With over 500 required ICD-9-CM code changes in effect for 2009, even more are expected in 2010. Ensure you stay current with the leading coding and reimbursement resource geared toward your professional work—the Ingenix ICD-9-CM Professional for Hospitals. Loaded with innovative features and content to address regulatory changes and challenges, this Professional choice helps you comply with HIPAA code set regulations.
  •  Ingenix Edge—AHA’s Coding Clinic for ICD-9-CM references and tips. Use citations to link to the official coding advice every coder in every healthcare setting must follow for ICD-9-CM, and find official coding tips with the codes.
  •  Ingenix Edge—Coding instructional note alert. Do not miss important coding instructions for assigning additional codes or coding another diagnosis code first.
  •  Hospital-acquired condition (HAC) alerts. Know which conditions when not present upon admission will not impact DRG assignment.
  •  Adjunct procedure code alert. Learn how to properly use ICD-9-CM ‘adjunct’ codes that provide additional procedure information and cannot be used alone.
  •  Color coding system. Increase coding accuracy and work efficiency with intuitive symbols and color coding to easily identify coding and all major Medicare code edits.
  •  Symbols identify MCC and CC conditions. Ensure appropriate reimbursement by reporting patient severity correctly with references for coding conditions as primary and secondary Dx.
  •  MCC and CC codes paired with principal diagnosis exclusions. Identify at a glance if the assigned MCC or CC code will affect DRG assignment based on the established principal diagnosis (PDx).
  •  HIV major related diagnosis code alert. Understand when a diagnosis entered as a secondary diagnosis with HIV will group the case to a higher paying DRG 977. for improved reimbursement.
  •  New and revised code alerts with dated pages. Know which codes and instructions are new or revised, with dates on the page indicating when the change was made.

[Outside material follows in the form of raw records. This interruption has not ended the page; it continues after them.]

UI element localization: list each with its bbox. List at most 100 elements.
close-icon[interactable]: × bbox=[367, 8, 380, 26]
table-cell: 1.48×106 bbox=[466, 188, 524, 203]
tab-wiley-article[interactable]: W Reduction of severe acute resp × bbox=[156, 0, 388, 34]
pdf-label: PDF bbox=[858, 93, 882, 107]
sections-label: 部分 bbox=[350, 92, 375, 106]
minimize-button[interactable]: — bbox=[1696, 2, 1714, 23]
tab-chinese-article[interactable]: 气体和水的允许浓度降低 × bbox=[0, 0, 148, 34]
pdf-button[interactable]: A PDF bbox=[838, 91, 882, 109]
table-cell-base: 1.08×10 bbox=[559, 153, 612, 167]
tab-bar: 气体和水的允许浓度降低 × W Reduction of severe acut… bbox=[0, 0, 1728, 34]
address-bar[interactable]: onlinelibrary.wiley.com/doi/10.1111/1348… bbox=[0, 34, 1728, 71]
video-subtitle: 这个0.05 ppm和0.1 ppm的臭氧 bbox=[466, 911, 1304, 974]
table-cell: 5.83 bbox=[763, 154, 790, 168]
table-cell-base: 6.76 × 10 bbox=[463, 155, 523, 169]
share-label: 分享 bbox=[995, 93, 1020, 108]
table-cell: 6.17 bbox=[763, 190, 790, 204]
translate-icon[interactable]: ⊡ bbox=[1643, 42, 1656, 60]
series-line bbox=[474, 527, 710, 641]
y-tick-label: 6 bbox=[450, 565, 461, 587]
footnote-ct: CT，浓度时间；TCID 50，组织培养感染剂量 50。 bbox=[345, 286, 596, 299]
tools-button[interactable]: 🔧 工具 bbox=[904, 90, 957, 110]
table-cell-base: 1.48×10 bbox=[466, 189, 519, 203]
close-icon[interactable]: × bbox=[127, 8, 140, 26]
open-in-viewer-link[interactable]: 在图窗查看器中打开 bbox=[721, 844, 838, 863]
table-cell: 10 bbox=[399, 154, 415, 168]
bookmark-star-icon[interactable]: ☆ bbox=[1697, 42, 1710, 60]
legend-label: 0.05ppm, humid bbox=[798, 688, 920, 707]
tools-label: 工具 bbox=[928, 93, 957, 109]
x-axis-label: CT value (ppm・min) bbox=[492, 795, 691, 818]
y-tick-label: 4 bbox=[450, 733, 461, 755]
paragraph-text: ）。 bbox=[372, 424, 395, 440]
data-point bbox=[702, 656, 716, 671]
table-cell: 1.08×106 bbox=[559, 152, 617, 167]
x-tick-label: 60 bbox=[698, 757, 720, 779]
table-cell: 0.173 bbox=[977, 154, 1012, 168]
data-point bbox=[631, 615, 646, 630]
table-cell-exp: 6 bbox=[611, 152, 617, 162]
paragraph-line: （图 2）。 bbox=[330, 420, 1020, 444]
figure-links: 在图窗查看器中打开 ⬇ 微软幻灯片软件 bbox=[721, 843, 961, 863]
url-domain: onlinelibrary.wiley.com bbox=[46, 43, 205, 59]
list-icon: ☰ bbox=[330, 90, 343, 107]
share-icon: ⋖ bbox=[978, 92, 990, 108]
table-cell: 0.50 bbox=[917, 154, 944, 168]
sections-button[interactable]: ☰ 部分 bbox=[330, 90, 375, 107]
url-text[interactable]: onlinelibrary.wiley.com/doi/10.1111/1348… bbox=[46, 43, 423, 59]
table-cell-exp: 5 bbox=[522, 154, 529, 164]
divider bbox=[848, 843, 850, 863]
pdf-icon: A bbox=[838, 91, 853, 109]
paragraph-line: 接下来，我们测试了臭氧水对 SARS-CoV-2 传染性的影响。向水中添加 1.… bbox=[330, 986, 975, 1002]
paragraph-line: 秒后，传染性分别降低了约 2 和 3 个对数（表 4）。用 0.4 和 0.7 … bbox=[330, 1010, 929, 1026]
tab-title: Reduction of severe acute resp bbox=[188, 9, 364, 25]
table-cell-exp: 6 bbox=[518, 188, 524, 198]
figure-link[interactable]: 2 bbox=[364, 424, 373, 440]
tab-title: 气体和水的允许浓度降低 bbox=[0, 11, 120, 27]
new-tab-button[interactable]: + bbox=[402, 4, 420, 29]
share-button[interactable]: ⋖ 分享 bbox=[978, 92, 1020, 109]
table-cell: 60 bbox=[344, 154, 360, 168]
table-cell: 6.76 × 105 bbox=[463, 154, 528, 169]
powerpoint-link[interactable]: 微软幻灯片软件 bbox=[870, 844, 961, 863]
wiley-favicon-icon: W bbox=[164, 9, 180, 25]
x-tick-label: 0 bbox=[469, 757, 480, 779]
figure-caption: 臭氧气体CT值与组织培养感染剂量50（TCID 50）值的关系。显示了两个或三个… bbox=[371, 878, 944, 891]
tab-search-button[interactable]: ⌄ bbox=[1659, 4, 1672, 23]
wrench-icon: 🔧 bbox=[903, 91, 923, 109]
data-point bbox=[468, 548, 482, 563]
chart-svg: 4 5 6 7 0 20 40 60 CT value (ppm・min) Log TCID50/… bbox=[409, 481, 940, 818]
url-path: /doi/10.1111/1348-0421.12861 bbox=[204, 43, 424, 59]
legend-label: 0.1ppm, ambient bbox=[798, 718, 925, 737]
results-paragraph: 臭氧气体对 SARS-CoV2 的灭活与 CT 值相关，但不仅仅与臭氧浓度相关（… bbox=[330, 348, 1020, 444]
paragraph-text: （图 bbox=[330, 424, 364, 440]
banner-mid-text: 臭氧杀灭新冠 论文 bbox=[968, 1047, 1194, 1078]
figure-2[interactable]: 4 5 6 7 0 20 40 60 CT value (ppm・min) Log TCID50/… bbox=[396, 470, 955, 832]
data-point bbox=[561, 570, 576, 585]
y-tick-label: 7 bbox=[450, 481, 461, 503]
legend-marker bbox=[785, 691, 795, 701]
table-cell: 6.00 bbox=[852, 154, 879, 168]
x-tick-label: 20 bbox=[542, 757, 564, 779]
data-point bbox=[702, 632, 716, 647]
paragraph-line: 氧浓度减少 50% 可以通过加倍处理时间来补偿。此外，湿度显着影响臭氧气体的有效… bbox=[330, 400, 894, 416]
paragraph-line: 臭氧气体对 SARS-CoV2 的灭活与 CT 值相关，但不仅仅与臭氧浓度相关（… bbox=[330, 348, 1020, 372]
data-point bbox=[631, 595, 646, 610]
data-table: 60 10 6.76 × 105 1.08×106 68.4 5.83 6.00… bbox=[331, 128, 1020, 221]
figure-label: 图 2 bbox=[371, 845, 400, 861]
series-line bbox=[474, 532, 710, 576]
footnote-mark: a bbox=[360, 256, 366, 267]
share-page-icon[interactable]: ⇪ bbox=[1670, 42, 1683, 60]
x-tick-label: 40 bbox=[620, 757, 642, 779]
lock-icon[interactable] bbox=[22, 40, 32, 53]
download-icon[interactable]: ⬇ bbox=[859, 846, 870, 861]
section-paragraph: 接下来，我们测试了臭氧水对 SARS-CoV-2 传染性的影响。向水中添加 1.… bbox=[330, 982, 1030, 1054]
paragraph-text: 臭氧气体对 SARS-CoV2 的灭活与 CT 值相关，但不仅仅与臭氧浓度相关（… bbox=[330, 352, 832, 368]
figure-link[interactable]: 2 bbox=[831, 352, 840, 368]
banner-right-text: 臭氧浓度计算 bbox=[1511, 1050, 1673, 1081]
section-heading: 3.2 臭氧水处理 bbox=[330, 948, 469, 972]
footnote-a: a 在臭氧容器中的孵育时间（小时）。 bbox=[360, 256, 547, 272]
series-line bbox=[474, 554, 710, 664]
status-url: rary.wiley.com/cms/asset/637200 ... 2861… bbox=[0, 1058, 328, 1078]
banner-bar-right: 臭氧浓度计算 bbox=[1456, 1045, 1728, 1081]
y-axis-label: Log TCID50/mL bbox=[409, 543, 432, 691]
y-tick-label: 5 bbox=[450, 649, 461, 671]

  •  Synopsis of code changes. Perform accurate retrospective claim audits with new code information for the year.
  • Diagnoses Medicare Code Edit (MCE) alerts. Pinpoint all major Medicare Code Edits (MCE) used to audit claims submitted under the inpatient prospective payment system (IPPS) for diagnosis, including unacceptable PDx, questionable admission PDx, age, sex, CC, MSP, and manifestation codes.
  • Procedure Medicare Code Edit (MCE) alerts. Improve claim accuracy with alerts to all major Medicare edits pertaining to procedures—valid OR procedures, non-covered, limited coverage, non-operating room procedures affecting DRG assignment, bilateral edits and sex edits.
  • HIPAA compliance guidelines. Comply with HIPAA code set requirements to avoid delayed or denied claims and costly fines for violations.
  • Illustrations and definitions. Gain in-dept understanding of anatomy and disease processes to better verify code selection with clinically-oriented definitions and illustrations.
  • Additional digit symbols. Recognize when a fourth or fifth digit is required for code specificity. and validity to avoid invalid code submissions (provided in index and tabular section).
  • Manifestation code alert. Find and properly use codes that represent manifestations of underlying disease, and know when two codes are required.
  • Age and sex edits. Understand which codes have restrictions on use based on age or sex of the patient to prevent claim delays and denials.
  • User-friendly page design and format. Locate information quickly with dictionary-style headers, quick-flip color tabs, and legend keys on each page.